The museum said it is currently engaged in returning personal artifacts to the original owners, wherever it can.

On its website, the museum said it had raised a total of £200,000, but the sum could not meet the financial requirements.

Charity Hull Remembers operated the museum for over fifteen years, ten of which were as guests of The Trinity House Charity, which allowed the museum to operate from a high street space.

Art Fund – News
Images from The Hull People's Memorial Museum

Hull Remembers Chair, Alan Brigham, explained in a statement that “rents; rates; insurance, water, heating, lighting and all the other associated costs are, as everyone is aware, going through the roof.”

Brigham said donations from visitors had also fallen as “people simply do not have the spare funds to make the same level of contribution as they once did”.

Brigham also pointed to changes to the city’s parking and road layouts as the primary reason for the closure, stating that it “had become more difficult for volunteers and visitors to access Whitefriargate location”
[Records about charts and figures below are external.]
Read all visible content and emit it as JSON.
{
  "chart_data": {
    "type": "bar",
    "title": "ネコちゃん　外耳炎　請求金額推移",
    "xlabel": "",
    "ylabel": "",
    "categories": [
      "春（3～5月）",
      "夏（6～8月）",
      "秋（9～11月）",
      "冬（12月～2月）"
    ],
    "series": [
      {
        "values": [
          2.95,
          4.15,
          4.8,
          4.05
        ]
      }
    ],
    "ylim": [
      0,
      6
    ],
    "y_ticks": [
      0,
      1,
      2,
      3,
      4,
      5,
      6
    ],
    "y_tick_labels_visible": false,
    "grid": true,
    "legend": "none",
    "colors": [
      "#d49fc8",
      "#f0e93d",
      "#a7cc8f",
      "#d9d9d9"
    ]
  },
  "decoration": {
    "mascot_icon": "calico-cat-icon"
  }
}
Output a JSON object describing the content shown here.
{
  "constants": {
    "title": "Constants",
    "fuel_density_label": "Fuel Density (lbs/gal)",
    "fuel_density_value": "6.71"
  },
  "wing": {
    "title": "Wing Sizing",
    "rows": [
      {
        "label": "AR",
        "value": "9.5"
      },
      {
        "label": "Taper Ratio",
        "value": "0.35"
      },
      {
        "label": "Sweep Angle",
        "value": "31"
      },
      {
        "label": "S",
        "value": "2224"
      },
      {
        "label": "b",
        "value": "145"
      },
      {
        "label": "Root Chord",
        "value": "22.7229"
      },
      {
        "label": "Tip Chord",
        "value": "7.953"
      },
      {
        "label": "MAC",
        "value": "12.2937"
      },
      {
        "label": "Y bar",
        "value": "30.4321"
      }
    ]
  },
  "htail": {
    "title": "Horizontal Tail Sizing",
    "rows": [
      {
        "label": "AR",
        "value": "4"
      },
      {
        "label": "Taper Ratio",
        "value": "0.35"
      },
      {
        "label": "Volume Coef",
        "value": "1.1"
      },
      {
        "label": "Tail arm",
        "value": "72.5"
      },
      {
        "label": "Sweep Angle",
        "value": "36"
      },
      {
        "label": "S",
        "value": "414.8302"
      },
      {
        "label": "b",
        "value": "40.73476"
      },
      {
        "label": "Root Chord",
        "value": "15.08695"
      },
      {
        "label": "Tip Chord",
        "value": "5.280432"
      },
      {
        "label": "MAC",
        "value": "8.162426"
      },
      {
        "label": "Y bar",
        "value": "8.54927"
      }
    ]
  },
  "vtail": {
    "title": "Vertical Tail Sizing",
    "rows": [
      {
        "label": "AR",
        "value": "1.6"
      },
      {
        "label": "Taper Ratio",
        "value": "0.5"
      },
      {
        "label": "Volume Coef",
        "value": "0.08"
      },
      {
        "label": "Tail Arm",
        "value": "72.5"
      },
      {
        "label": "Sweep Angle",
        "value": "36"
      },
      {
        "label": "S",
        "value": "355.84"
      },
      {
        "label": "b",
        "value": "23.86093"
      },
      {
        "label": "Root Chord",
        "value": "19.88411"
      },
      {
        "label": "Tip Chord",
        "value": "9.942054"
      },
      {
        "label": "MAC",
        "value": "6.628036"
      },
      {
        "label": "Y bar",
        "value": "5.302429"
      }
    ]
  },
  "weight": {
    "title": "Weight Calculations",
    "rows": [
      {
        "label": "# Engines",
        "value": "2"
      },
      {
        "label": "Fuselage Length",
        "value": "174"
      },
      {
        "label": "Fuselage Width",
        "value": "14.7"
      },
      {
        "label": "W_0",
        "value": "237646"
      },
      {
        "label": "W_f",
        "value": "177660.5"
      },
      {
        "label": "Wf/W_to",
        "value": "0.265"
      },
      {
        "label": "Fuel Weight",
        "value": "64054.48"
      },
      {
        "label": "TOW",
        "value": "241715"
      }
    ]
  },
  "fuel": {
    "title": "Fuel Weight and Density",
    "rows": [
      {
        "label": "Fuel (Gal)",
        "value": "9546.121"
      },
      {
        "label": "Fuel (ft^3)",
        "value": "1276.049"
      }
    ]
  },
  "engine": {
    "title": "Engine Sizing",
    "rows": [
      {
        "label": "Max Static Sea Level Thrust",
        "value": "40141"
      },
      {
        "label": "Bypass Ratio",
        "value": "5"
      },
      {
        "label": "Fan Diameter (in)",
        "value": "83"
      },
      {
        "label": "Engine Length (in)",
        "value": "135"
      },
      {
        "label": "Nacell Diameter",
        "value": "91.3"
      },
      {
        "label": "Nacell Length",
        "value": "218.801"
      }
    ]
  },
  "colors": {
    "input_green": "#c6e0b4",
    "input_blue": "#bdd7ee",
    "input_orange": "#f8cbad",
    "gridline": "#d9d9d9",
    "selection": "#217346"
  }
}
“We would like to thank everyone who has supported us for so long, visitors, volunteers, donors and the many ‘hidden’ supporters; our Trustees, our Ieper (Ypres) and London teams, our friends at The Carnegie Heritage Centre, The East Yorkshire Family History Society, authors Val Wood and Ronald Fairfax – and so many more besides.”

The Hull People’s Memorial, of which the museum was a part, was created in tribute to those who lost their lives in Kingston upon Hull because of the air raids of both World Wars. As part of its operations, it researched over 10,000 individual requests for information relating to the veterans of war, their families, their friends, wartime events and the stories of Hull at war.

Its researchers have in their time made corrections to the official records of The Commonwealth War Graves Commission, identified over 20 previously ‘unknown’ soldiers and helped dozens of family members to find and visit their fallen heroes graves and memorials.